Centre for Ecology & Hydrology, Bush Estate, Penicuik EH26 0QB, UK; University of Exeter Medical School, Knowledge Spa, Truro TR1 3HD, UK.
Centre for Ecology & Hydrology, Bush Estate, Penicuik EH26 0QB, UK; School of Chemistry, University of Edinburgh, Joseph Black Building, David Brewster Road, Edinburgh EH9 3FJ, UK.
Environ Int. 2018 Dec;121(Pt 1):803-813. doi: 10.1016/j.envint.2018.10.005. Epub 2018 Oct 16.
Traditional approaches of quantifying population-level exposure to air pollution assume that concentrations of air pollutants at the residential address of the study population are representative for overall exposure. This introduces potential bias in the quantification of human health effects. Our study combines new UK Census data comprising information on workday population densities, with high spatio-temporal resolution air pollution concentration fields from the WRF-EMEP4UK atmospheric chemistry transport model, to derive more realistic estimates of population exposure to NO, PM and O. We explicitly allocated workday exposures for weekdays between 8:00 am and 6:00 pm. Our analyses covered all of the UK at 1 km spatial resolution. Taking workday location into account had the most pronounced impact on potential exposure to NO, with an estimated 0.3 μg m (equivalent to 2%) increase in population-weighted annual exposure to NO across the whole UK population.

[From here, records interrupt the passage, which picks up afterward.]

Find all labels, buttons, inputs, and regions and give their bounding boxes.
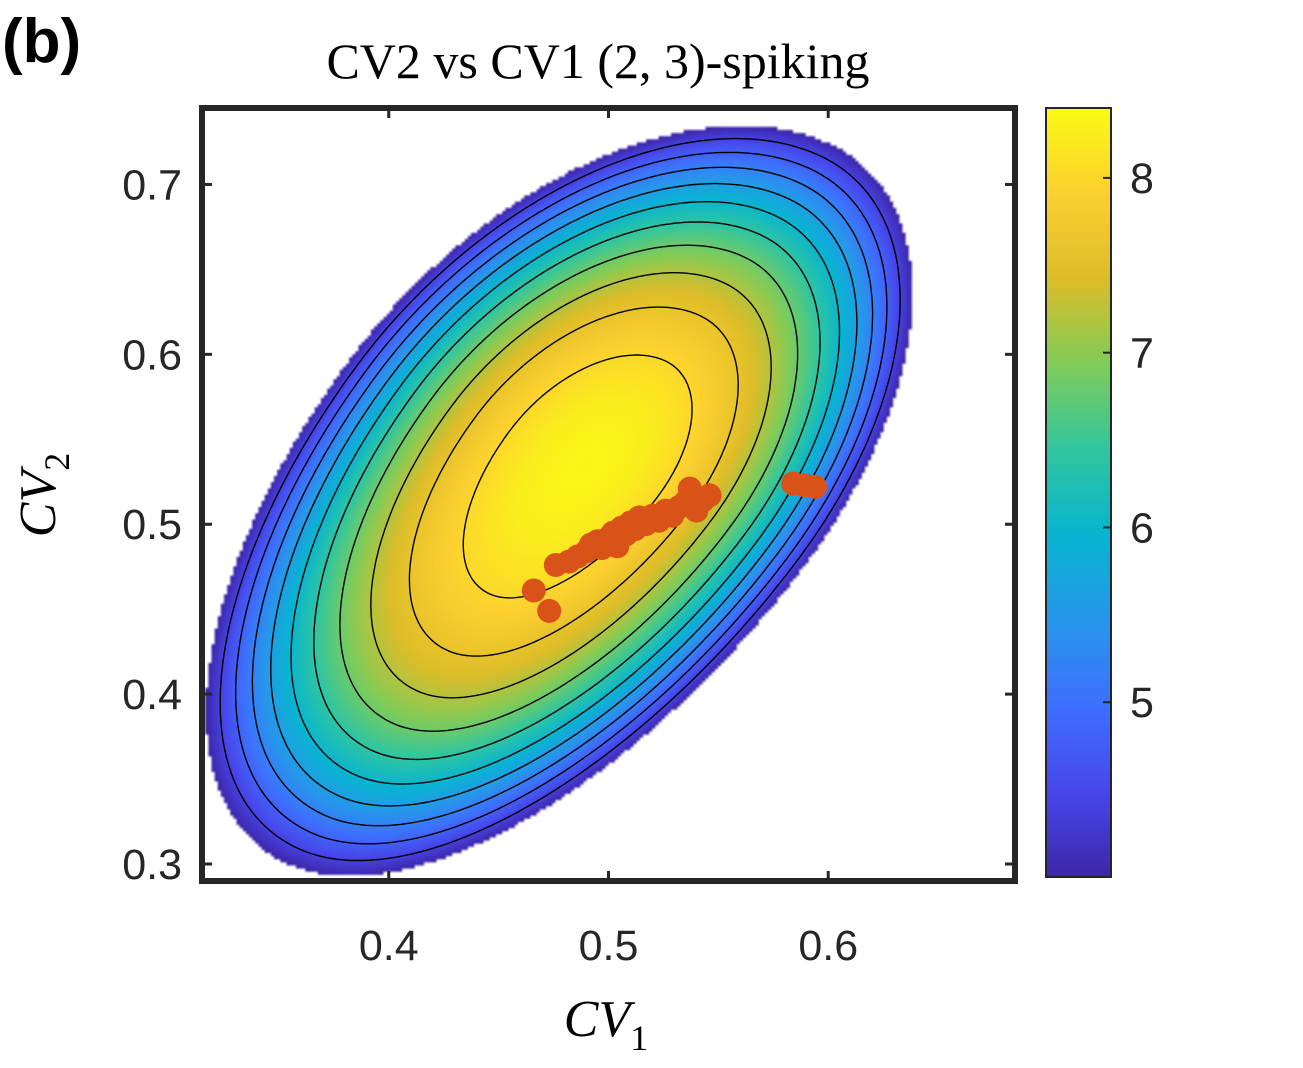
data-point-0 xyxy=(521,578,546,603)
contour-line-6 xyxy=(339,244,799,732)
x-tick-label-2: 0.6 xyxy=(798,922,858,970)
contour-line-3 xyxy=(270,182,858,807)
colorbar-tick-label-1: 6 xyxy=(1130,504,1154,552)
data-points xyxy=(521,471,827,623)
contour-line-1 xyxy=(235,151,888,845)
colorbar-tick-label-3: 8 xyxy=(1130,155,1154,203)
y-tick-label-2: 0.5 xyxy=(122,501,182,549)
contour-line-8 xyxy=(408,306,739,657)
contour-line-7 xyxy=(370,272,772,699)
y-axis-label-subscript: 2 xyxy=(37,453,77,471)
contour-line-2 xyxy=(251,166,874,827)
contour-line-4 xyxy=(290,201,841,785)
y-axis-label-main: CV xyxy=(10,466,67,538)
density-heatmap xyxy=(202,108,1015,881)
x-tick-label-0: 0.4 xyxy=(359,922,419,970)
colorbar-gradient xyxy=(1046,108,1111,877)
colorbar-ticks: 5 6 7 8 xyxy=(1103,155,1154,727)
x-axis-label: CV1 xyxy=(564,991,648,1058)
data-point-30 xyxy=(803,474,827,499)
y-tick-label-4: 0.7 xyxy=(122,161,182,209)
data-point-27 xyxy=(697,483,722,508)
colorbar-tick-label-0: 5 xyxy=(1130,679,1154,727)
y-axis-label: CV2 xyxy=(10,453,77,537)
chart-title: CV2 vs CV1 (2, 3)-spiking xyxy=(326,33,869,89)
y-tick-label-0: 0.3 xyxy=(122,841,182,889)
x-axis-label-main: CV xyxy=(564,991,636,1048)
x-ticks: 0.4 0.5 0.6 xyxy=(359,108,858,970)
panel-label: (b) xyxy=(2,7,81,76)
colorbar-box xyxy=(1045,107,1112,878)
x-axis-label-subscript: 1 xyxy=(630,1018,648,1058)
contour-line-9 xyxy=(462,354,693,599)
data-point-1 xyxy=(537,598,562,623)
colorbar: 5 6 7 8 xyxy=(1045,107,1154,878)
y-tick-label-3: 0.6 xyxy=(122,331,182,379)
y-tick-label-1: 0.4 xyxy=(122,671,182,719)
plot-area: 0.4 0.5 0.6 0.3 0.4 0.5 0.6 0.7 xyxy=(122,105,1018,970)
contour-line-0 xyxy=(219,137,901,862)
x-tick-label-1: 0.5 xyxy=(579,922,639,970)
contour-line-5 xyxy=(313,221,821,761)
contour-lines xyxy=(219,137,901,862)
y-ticks: 0.3 0.4 0.5 0.6 0.7 xyxy=(122,161,1015,889)
colorbar-tick-label-2: 7 xyxy=(1130,330,1154,378)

Population-weighted exposure to PM and O increased and decreased by 0.3%, respectively, reflecting the different atmospheric processes contributing to the spatio-temporal distributions of these pollutants. We also illustrate how our modelling approach can be utilised to quantify individual-level exposure variations due to modelled time-activity patterns for a number of virtual individuals living and working in different locations in three example cities. Changes in annual-mean estimates of NO exposure for these individuals were considerably higher than for the total UK population average when including their workday location. Conducting model-based evaluations as described here may contribute to improving representativeness in studies that use small, portable, automatic sensors to estimate personal exposure to air pollution.
传统的量化人群暴露于空气污染的方法假设研究人群的居住地址处的空气污染物浓度可代表整体暴露情况。这可能会导致在量化人类健康影响时出现偏差。我们的研究结合了新的英国人口普查数据,这些数据包含了工作日人口密度的信息,以及来自 WRF-EMEP4UK 大气化学输送模型的高时空分辨率的空气污染浓度场,以更真实地估计人群对 NO、PM 和 O 的暴露情况。我们明确地为工作日上午 8 点至下午 6 点之间的工作日分配了暴露情况。我们的分析涵盖了整个英国,空间分辨率为 1 公里。考虑工作日地点对潜在暴露于 NO 的影响最大,估计整个英国人口的加权年平均 NO 暴露量增加了 0.3μg/m(相当于 2%)。PM 和 O 的加权暴露量分别增加和减少了 0.3%,这反映了不同的大气过程对这些污染物时空分布的影响。我们还说明了如何利用我们的建模方法来量化由于模型化的时间-活动模式而导致的个体水平暴露变化,这些模式适用于生活和工作在三个示例城市不同地点的若干虚拟个体。当包括他们的工作日地点时,这些个体的年平均 NO 暴露估计值的变化明显高于整个英国人口的平均值。进行这里描述的基于模型的评估可能有助于提高使用小型、便携式、自动传感器来估计个人空气污染暴露情况的研究的代表性。